While UCLA had righted the ship to some extent with three consecutive wins over Stanford, Cal and USC following the aforementioned embarrassing Utah loss, the Bruins followed that stretch by losing to both Oregon schools by double digits. Those results, coupled with Utah’s emergence as the Pac-12’s clear-cut second-best team behind Arizona, didn’t suggest the Bruins could pull the upset.
UCLA may have come up short had guard Norman Powell not turned in another strong performance.
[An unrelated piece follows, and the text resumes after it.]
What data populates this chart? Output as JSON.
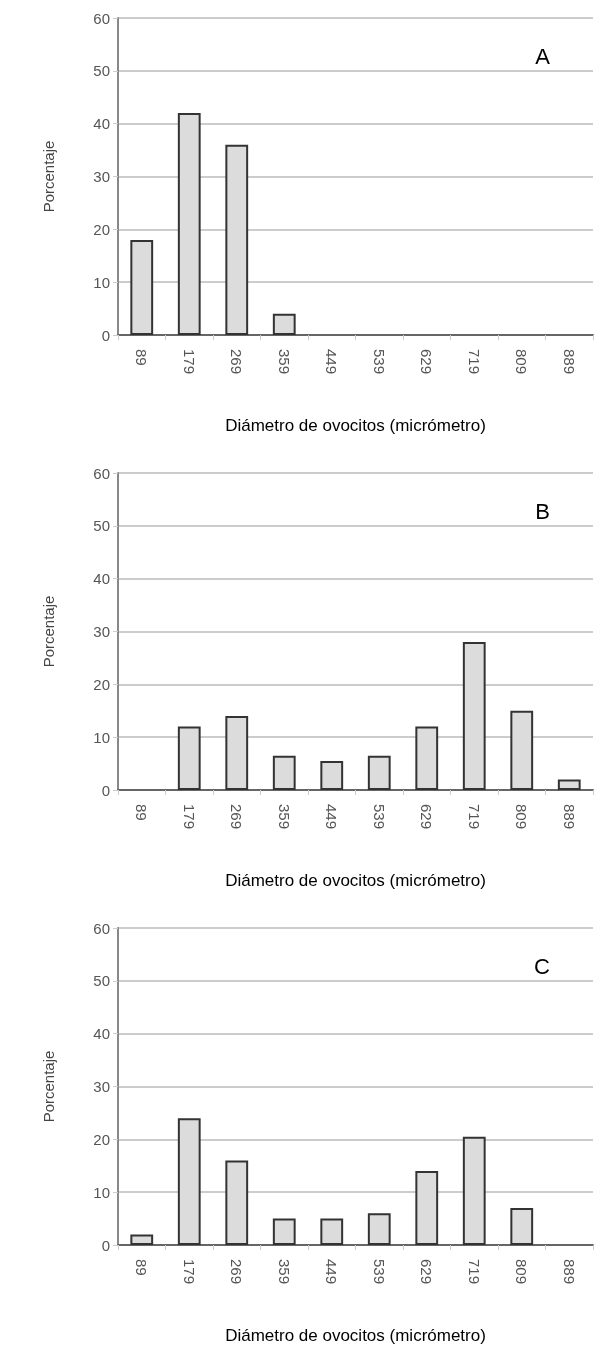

Five days after scoring 23 points in an 18-point loss to the Ducks, he matched that total on 9-of-16 shooting and added four rebounds.
The senior guard scored eight points in UCLA's game-turning 12-0 run after halftime and pushed the Bruins’ lead to 15 with a layup around the 13-minute mark in the second half. Utah got within seven on a Brandon Taylor three with around three minutes remaining, but the Bruins made enough free throws to hold on for the win.
While this will probably go down as UCLA’s best victory of the season, one should hesitate before painting it as a breakthrough moment for the Bruins. Coach Steve Alford’s team is coming off consecutive losses to squads that probably won’t make the tournament, and it’s entirely possible that UCLA will lose to Colorado on Saturday.
For Utah, this should probably be filed away as one of those weird, largely unexplainable road losses that occur regularly in college basketball. The Utes have proven over the course of this season, including against UCLA, that they’re far superior to the Bruins. They just happened to drop the second head-to-head matchup.
It wasn’t so long ago that Utah was picking UCLA apart in demoralizing fashion. On Thursday night, UCLA sprung an upset that few saw coming. What do the results suggest about both teams? It’s hard to say.
In other words, this game does nothing to dispute Utah’s standing as one of the top teams in the Pac-12, though it could hurt its NCAA tournament seed.
The Utes responded to a Jan. 17 loss at Arizona, their lone defeat in conference play prior to Thursday, with convincing wins over the Washington schools. Expect Larry Krystkowiak’s team to get back on track with upcoming games at USC and Colorado.